İşçi sınıfı, 1 Mayıs'ı boğmaya, içini boşaltmaya dönük sermayenin kanlı saldırılarına göğüs gererek bu mirası bugünlere taşımayı bildi. Aynı şekilde, dar grupçu çıkarlar ve hesaplarla soldan ve sağdan onu dejenere etmeye yönelik girişimleri sonuçsuz kalmaya mahkum edecektir.

Üretimden gelen gücünün farkına varan bir sınıfı, bu gücünü, önündeki engelleri yıkmak doğrultusunda sonuna kadar kullanmaktan hiçbir şey alıkoyamaz. Sermayeye ecel terleri döktüren de bu korkudur.

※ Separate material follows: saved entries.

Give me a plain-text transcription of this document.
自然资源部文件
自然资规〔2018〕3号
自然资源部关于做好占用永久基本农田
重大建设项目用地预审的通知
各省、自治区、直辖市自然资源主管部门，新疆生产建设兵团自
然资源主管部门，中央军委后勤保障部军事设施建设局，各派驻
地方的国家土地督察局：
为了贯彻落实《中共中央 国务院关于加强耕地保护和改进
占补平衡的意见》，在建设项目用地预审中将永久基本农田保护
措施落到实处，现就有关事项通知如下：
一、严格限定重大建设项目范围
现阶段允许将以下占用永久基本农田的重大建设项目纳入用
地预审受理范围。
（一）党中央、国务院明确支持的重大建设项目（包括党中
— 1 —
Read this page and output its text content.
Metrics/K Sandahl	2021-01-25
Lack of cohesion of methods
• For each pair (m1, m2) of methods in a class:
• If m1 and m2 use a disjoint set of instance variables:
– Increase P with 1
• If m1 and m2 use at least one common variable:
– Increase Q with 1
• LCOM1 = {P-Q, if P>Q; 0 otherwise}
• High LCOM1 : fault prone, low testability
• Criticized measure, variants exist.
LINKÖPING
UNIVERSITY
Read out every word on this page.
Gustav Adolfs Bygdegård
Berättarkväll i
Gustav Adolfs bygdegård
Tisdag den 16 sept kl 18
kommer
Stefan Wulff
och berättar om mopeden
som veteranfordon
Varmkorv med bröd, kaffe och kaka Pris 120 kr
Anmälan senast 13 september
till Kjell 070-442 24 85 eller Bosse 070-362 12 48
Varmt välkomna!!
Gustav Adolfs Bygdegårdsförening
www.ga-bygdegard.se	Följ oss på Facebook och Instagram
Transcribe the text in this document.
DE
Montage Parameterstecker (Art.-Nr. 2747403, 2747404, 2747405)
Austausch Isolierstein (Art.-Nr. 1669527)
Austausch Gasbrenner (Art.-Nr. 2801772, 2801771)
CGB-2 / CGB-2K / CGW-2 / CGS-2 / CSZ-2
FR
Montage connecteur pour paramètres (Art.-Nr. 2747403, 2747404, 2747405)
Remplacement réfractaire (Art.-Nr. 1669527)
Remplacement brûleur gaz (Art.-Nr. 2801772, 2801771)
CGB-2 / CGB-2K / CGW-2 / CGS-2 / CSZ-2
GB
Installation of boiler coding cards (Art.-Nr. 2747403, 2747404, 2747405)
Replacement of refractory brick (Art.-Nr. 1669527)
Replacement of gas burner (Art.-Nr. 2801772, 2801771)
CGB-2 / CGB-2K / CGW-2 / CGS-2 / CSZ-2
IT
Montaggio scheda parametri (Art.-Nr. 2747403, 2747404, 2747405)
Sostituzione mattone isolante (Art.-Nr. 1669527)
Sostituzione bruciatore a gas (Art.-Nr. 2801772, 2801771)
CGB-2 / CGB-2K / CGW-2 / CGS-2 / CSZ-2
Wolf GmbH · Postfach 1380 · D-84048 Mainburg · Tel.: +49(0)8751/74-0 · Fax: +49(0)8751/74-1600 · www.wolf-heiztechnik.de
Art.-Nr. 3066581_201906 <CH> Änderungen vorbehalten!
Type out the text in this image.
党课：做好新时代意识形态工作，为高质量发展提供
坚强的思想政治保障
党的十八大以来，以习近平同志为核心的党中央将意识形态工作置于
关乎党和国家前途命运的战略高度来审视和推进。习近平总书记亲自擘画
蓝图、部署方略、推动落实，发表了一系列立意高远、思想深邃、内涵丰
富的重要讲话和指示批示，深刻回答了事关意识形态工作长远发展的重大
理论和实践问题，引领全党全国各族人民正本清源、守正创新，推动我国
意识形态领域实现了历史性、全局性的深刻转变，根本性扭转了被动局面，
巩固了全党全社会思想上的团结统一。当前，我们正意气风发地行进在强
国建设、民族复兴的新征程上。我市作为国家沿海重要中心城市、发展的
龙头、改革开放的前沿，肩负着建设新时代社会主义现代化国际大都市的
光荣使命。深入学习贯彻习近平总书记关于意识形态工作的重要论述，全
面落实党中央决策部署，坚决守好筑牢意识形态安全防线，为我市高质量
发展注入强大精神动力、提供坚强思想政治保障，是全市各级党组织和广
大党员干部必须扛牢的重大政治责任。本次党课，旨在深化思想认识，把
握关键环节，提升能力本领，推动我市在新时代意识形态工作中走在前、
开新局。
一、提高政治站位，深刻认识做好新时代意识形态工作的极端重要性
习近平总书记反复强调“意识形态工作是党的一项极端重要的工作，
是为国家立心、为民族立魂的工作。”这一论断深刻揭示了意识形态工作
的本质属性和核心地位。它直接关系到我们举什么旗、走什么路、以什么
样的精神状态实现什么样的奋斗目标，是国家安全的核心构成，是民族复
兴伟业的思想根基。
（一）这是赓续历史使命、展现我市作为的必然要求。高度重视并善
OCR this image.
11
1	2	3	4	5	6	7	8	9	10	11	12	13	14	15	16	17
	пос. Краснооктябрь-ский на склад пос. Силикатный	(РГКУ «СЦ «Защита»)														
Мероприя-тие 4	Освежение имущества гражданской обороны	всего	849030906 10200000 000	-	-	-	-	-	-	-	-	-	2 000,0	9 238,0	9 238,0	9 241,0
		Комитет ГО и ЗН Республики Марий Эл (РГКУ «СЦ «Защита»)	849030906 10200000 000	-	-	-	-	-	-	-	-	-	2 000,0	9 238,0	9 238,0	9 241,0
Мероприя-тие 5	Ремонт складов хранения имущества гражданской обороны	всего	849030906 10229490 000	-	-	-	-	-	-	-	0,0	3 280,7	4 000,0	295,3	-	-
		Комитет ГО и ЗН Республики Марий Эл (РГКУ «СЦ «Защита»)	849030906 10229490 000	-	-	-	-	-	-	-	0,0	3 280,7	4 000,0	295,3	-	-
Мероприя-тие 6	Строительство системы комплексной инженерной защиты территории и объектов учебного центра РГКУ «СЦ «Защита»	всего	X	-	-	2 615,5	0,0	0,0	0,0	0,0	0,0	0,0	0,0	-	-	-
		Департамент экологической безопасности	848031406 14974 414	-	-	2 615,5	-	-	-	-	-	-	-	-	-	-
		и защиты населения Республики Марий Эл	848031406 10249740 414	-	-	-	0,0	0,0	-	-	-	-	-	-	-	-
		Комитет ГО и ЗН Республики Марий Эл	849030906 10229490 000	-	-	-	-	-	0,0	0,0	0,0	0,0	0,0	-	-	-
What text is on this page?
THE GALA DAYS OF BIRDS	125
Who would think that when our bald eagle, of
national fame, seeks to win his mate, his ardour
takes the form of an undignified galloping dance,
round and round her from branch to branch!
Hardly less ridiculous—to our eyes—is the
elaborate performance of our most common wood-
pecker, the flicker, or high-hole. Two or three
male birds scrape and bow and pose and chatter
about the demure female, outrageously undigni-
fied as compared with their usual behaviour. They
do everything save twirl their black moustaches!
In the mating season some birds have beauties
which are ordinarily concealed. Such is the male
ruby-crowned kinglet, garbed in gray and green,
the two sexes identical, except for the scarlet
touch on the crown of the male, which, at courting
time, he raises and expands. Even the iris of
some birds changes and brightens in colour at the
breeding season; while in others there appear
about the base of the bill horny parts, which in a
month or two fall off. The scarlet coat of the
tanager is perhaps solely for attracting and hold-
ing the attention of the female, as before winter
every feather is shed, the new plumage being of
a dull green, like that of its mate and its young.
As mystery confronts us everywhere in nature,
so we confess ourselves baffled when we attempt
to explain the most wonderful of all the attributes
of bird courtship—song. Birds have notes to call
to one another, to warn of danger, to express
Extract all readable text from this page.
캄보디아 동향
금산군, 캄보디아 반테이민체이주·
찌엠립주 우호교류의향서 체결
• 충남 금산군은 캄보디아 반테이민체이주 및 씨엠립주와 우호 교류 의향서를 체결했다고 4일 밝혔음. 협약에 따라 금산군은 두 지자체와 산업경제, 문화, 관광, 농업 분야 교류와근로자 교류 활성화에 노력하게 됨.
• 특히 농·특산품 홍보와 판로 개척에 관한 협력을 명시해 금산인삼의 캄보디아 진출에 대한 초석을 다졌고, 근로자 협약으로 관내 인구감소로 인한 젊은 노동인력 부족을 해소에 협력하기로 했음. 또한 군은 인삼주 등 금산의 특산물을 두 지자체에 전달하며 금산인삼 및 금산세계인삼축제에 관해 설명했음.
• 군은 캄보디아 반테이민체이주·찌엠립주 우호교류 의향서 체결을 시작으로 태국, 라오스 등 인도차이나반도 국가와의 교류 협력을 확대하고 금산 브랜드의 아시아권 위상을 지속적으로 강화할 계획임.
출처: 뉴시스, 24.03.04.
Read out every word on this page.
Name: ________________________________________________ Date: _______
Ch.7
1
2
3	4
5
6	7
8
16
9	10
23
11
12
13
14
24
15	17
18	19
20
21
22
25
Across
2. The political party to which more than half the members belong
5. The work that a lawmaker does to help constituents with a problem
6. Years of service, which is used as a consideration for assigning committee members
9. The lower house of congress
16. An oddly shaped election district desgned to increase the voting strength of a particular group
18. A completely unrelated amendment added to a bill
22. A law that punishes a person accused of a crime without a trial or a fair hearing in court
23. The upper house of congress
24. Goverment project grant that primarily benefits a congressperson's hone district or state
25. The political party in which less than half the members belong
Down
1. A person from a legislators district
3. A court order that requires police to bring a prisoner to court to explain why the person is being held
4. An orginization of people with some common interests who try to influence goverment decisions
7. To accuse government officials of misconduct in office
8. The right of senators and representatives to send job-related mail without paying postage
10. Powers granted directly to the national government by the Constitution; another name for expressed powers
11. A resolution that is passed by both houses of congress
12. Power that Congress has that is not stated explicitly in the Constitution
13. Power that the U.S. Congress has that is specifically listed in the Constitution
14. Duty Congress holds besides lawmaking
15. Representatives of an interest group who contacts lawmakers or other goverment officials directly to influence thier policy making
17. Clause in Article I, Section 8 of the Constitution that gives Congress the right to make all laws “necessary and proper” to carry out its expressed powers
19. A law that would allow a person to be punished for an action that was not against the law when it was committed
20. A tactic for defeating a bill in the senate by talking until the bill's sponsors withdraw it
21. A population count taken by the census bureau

1 Mayıs'ı, yalnızca bir gösteri ve yalnızca herhangi bir eylem günü olmaktan çıkaran bu sınıfsal özdür. 1 Mayıs'ı 1 Mayıs yapan temel sınıfsal ve siyasal değerlere dönük vurgular ve yakıcı hale gelen güncel görevler bu çerçevede anlaşılmalıdır.